Unfortunately, after traipsing around the house in them for an hour, the small pads felt mountainous and I began to question the sanity of this strategy. At this point, my half marathon was two weeks away and I had been unable to complete a long run without significant, limp inducing foot pain. I came to my senses and decided to consult my PT friend and running expert, Lydia, who I have consulted in the past and who was already familiar with my spectacular running technique.

I met with Lydia and told her my sad and literally lengthy foot saga. She looked at my feet and advised me to not try the mountains-in-my-shoes option so close to my half marathon debut. She said it looks like I weight bear on my small toes instead of my large toes when I run, and that’s not normal. While I could argue that technically all of my toes are large, the less large ones do seem to carry the brunt of my load. In fact, I don’t think I’ve ever felt my biggest toes do anything other than sleep. It’s like they’re royalty who just want to lie about while the abundant servants get the work done.


You have no idea how incredibly difficult it was to take this photo.

Anyway, she decided I should attempt wedges under the pinky side of my insoles to help shift my weight toward the work resistant Queen bee toes. She also lectured me about brands of shoes and added that for unknown reasons some brands she typically loves have given her similar pain in slightly different models. She suggested I may want to try a different brand altogether.

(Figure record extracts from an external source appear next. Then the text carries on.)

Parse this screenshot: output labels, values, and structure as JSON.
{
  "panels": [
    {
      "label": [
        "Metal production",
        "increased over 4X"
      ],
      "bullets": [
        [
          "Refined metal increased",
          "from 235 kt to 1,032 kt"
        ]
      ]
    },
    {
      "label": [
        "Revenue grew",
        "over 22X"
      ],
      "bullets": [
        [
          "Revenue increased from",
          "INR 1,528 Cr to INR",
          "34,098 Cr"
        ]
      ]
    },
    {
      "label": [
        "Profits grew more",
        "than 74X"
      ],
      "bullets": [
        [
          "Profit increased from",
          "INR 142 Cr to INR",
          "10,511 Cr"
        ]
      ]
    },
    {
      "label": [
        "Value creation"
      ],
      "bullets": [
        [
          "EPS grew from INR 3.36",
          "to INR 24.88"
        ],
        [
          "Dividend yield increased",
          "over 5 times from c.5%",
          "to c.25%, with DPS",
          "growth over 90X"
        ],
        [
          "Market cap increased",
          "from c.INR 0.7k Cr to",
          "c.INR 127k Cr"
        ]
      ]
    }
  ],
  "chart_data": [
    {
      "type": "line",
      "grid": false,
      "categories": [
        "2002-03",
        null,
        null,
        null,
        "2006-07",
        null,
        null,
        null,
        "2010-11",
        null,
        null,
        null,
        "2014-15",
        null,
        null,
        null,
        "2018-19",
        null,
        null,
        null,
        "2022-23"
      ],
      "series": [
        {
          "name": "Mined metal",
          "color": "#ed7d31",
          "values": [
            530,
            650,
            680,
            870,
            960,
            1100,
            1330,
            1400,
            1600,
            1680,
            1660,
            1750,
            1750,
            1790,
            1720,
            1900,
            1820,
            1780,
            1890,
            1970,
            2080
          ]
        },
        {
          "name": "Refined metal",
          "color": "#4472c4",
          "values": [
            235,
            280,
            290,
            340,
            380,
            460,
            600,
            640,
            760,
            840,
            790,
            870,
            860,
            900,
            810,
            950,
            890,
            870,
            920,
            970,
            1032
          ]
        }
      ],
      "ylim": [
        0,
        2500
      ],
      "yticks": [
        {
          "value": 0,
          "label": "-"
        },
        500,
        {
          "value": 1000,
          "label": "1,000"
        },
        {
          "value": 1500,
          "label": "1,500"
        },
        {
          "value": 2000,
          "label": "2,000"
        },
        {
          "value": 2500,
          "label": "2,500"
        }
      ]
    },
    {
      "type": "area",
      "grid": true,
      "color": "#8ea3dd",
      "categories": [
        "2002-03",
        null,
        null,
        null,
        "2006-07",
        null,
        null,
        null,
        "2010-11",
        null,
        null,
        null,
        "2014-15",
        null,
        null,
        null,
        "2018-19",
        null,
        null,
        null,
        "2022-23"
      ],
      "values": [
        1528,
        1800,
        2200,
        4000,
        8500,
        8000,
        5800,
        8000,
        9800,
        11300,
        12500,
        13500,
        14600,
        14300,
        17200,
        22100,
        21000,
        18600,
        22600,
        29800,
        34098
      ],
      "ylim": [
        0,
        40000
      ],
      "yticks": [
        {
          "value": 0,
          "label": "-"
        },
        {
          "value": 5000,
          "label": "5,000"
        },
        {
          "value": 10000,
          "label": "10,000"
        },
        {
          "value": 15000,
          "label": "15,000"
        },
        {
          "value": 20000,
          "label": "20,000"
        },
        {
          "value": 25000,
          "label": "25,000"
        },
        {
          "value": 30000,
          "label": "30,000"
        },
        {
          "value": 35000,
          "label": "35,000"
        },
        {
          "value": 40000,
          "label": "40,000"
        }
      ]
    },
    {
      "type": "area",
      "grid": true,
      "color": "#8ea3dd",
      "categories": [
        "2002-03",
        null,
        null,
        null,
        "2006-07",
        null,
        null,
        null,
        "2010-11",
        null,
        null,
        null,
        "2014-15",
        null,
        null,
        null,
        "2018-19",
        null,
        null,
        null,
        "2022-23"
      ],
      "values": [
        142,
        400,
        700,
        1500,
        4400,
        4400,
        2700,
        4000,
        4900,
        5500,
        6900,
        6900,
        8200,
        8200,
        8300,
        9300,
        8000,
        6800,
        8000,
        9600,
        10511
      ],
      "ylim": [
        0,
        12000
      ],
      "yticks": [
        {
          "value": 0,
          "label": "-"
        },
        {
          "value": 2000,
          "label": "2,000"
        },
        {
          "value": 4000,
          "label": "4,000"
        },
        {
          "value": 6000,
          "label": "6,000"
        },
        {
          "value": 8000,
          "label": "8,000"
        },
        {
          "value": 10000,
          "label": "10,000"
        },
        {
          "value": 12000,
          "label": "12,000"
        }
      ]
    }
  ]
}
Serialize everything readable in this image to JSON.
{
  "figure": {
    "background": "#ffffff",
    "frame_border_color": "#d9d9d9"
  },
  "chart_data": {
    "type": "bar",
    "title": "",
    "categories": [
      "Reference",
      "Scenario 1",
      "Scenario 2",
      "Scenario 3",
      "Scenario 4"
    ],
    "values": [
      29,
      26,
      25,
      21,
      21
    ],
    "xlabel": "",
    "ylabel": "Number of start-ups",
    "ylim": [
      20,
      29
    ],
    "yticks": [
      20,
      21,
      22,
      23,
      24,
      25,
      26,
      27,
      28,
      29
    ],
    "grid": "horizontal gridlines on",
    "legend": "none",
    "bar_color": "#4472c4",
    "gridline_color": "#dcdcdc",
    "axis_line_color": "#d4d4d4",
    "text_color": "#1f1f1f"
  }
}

I tried the wedges that weekend on my last long run before the race, and within an hour had pain all the way up my right leg to my hip. I ripped out that wedge, as Lydia had instructed me to do, and persevered with my left wedge. I dutifully tried to power through with my big toes in command. In truth, I’ve no idea whether those piggies performed appropriately because my long runs are actually miraculous feats of stagnant, snaillike endurance that consume me for hours and I can’t be expected to maintain my attention throughout its entirety.  It’s a wonder that the sheer size of my pedals can’t manage to muster a more impressive pace. By the end of my twelve miles, the left foot didn’t feel great, but it didn’t feel awful either, and I thought perhaps at least that foot had found a potential solution.

With less than a week before my race, I took my son shopping for his own running shoes. We went to a discount store and I was surprised to discover his 12 year old tootsies have expanded to within a half size of what I used to consider my appropriate shoe size. I eyed him empathetically and can only hope he continues to grow vertically so as to achieve some form of balance with his monumental inherited propulsion mechanisms. On a whim, I decided to try on a cushy pair of comparatively cheap, 60 dollar New Balance running shoes in an eleven. I had zero guidance and knew nothing about the shoe, but they felt comfy and I decided to buy them, feeling as though I had nothing to lose.


New Balance. New hope.

Well, I wore them in my half marathon and have worn them on every run since without any foot pain, other than a minor blister on one of my over worked helper toes. Sometimes the best option is not the fancy, most expensive one, and sometimes you need to just listen to your gut. And your feet. And my feet. Mostly my feet. Unavoidable with my size eleven stompers!